Genome instructions provide the precise order to arrange amino acids into protein chains which are ultimately folded into three-dimensional structures which form all living material for all life.

The total volume of the DNA molecule is known to be more than 80% fully functional

From an intelligent design perspective, we believe most likely all the DNA sequences will eventually be found to be fully functional. Today it has already increased, in some estimates, to be more than 80% functional.1 As we stated before, many non-coding DNA sequences are known to serve functional roles including the regulation of gene expression. It has been shown that the exact base pair sequences can somehow cause different protein expressions while using even identical genetic coding sequences. Much of the mechanism behind protein synthesis is outside the genome residing in unexpressed RNA sequences.2

This means the genome alone does not reveal the depth of the construction of any living organism.

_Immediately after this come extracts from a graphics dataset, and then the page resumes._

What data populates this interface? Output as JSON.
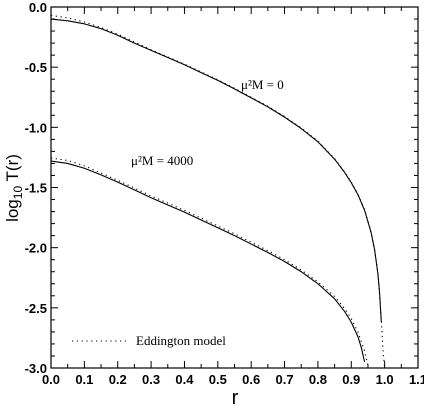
{
  "chart_data": {
    "type": "line",
    "xlabel": "r",
    "ylabel": "log",
    "ylabel_sub": "10",
    "ylabel_rest": " T(r)",
    "xlim": [
      0.0,
      1.1
    ],
    "ylim": [
      -3.0,
      0.0
    ],
    "x_ticks": [
      "0.0",
      "0.1",
      "0.2",
      "0.3",
      "0.4",
      "0.5",
      "0.6",
      "0.7",
      "0.8",
      "0.9",
      "1.0",
      "1.1"
    ],
    "y_ticks": [
      "0.0",
      "-0.5",
      "-1.0",
      "-1.5",
      "-2.0",
      "-2.5",
      "-3.0"
    ],
    "grid": false,
    "legend": {
      "label": "Eddington model",
      "placement": "bottom-left"
    },
    "annotations": [
      {
        "text": "μ²M = 0",
        "x": 0.73,
        "y": -0.68
      },
      {
        "text": "μ²M = 4000",
        "x": 0.26,
        "y": -1.33
      }
    ],
    "series": [
      {
        "style": "solid",
        "x": [
          0.0,
          0.05,
          0.1,
          0.15,
          0.2,
          0.25,
          0.3,
          0.35,
          0.4,
          0.45,
          0.5,
          0.55,
          0.6,
          0.65,
          0.7,
          0.75,
          0.8,
          0.85,
          0.88,
          0.9,
          0.92,
          0.94,
          0.96,
          0.97,
          0.98,
          0.985,
          0.99
        ],
        "y": [
          -0.1,
          -0.115,
          -0.14,
          -0.18,
          -0.235,
          -0.3,
          -0.36,
          -0.42,
          -0.48,
          -0.545,
          -0.61,
          -0.68,
          -0.755,
          -0.83,
          -0.915,
          -1.01,
          -1.12,
          -1.265,
          -1.375,
          -1.46,
          -1.56,
          -1.69,
          -1.88,
          -2.02,
          -2.22,
          -2.38,
          -2.62
        ]
      },
      {
        "style": "dotted",
        "x": [
          0.0,
          0.05,
          0.1,
          0.15,
          0.2,
          0.25,
          0.3,
          0.35,
          0.4,
          0.45,
          0.5,
          0.55,
          0.6,
          0.65,
          0.7,
          0.75,
          0.8,
          0.85,
          0.88,
          0.9,
          0.92,
          0.94,
          0.96,
          0.97,
          0.98,
          0.99,
          0.995,
          1.0
        ],
        "y": [
          -0.07,
          -0.09,
          -0.125,
          -0.17,
          -0.225,
          -0.29,
          -0.355,
          -0.415,
          -0.475,
          -0.54,
          -0.605,
          -0.675,
          -0.75,
          -0.825,
          -0.91,
          -1.005,
          -1.115,
          -1.26,
          -1.37,
          -1.455,
          -1.555,
          -1.685,
          -1.875,
          -2.015,
          -2.21,
          -2.6,
          -2.85,
          -3.0
        ]
      },
      {
        "style": "solid",
        "x": [
          0.0,
          0.05,
          0.1,
          0.15,
          0.2,
          0.25,
          0.3,
          0.35,
          0.4,
          0.45,
          0.5,
          0.55,
          0.6,
          0.65,
          0.7,
          0.75,
          0.8,
          0.85,
          0.88,
          0.9,
          0.92,
          0.93,
          0.94
        ],
        "y": [
          -1.28,
          -1.3,
          -1.34,
          -1.395,
          -1.455,
          -1.52,
          -1.585,
          -1.645,
          -1.705,
          -1.77,
          -1.835,
          -1.9,
          -1.97,
          -2.04,
          -2.115,
          -2.2,
          -2.3,
          -2.425,
          -2.53,
          -2.62,
          -2.74,
          -2.83,
          -2.95
        ]
      },
      {
        "style": "dotted",
        "x": [
          0.0,
          0.05,
          0.1,
          0.15,
          0.2,
          0.25,
          0.3,
          0.35,
          0.4,
          0.45,
          0.5,
          0.55,
          0.6,
          0.65,
          0.7,
          0.75,
          0.8,
          0.85,
          0.88,
          0.9,
          0.92,
          0.94,
          0.95
        ],
        "y": [
          -1.255,
          -1.275,
          -1.32,
          -1.38,
          -1.44,
          -1.505,
          -1.57,
          -1.63,
          -1.69,
          -1.755,
          -1.82,
          -1.885,
          -1.955,
          -2.025,
          -2.1,
          -2.185,
          -2.285,
          -2.405,
          -2.505,
          -2.59,
          -2.7,
          -2.86,
          -2.98
        ]
      }
    ]
  }
}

“Epigenetic processes, including DNA methylation, histone modification, and various RNA-mediated processes, are thought to influence gene expression chiefly at the level of transcription (are outside the genome).”

Gibney, E., Nolan, C. Epigenetics and gene expression. Heredity 105, 4–13 (2010). https://doi.org/10.1038/hdy.2010.54

Silent (“unexpressed”) RNA sequences stored in DNA can become activated only when very specific circumstances occur. This greatly weakens the assumptions made about the genome similarity between living organisms. It appears that these vast informational strings outside the genome, even outside the DNA molecule itself, serve as a vast library for variety used in part to ensure the survival of life during highly specific conditions. These discoveries leave very little room to argue why we should not expect to eventually discover that all DNA information will be eventually discovered to be fully functional.  

“…over the last decade or so…we are only just starting to realize that there are an immense number of ways in which what we think of as non-coding (outside the genome) actually might just have a more subtle way of passing its information along. So it may not code in the classical protein-coding sense. But there is a ton of information crucial in many, many ways that is hidden in this part of the genome.

Shurjo K. Sen, Ph.D. Program Director, NIH Division of Genome Sciences; “Non-Coding DNA” July 2022-4

Sources

1- Birney, ENCODE Project Consortium,Bernstein, B. E., Birney, E., Dunham, I., Green, E. D., Gunter, C.,et al. (2012). An integrated encyclopedia of DNA elements in the human genome. Nature 489, 57–74. DOI: 10.1038/ nature11247.

2- Gibney, E., Nolan, C. Epigenetics and gene expression. Heredity 105, 4–13 (2010).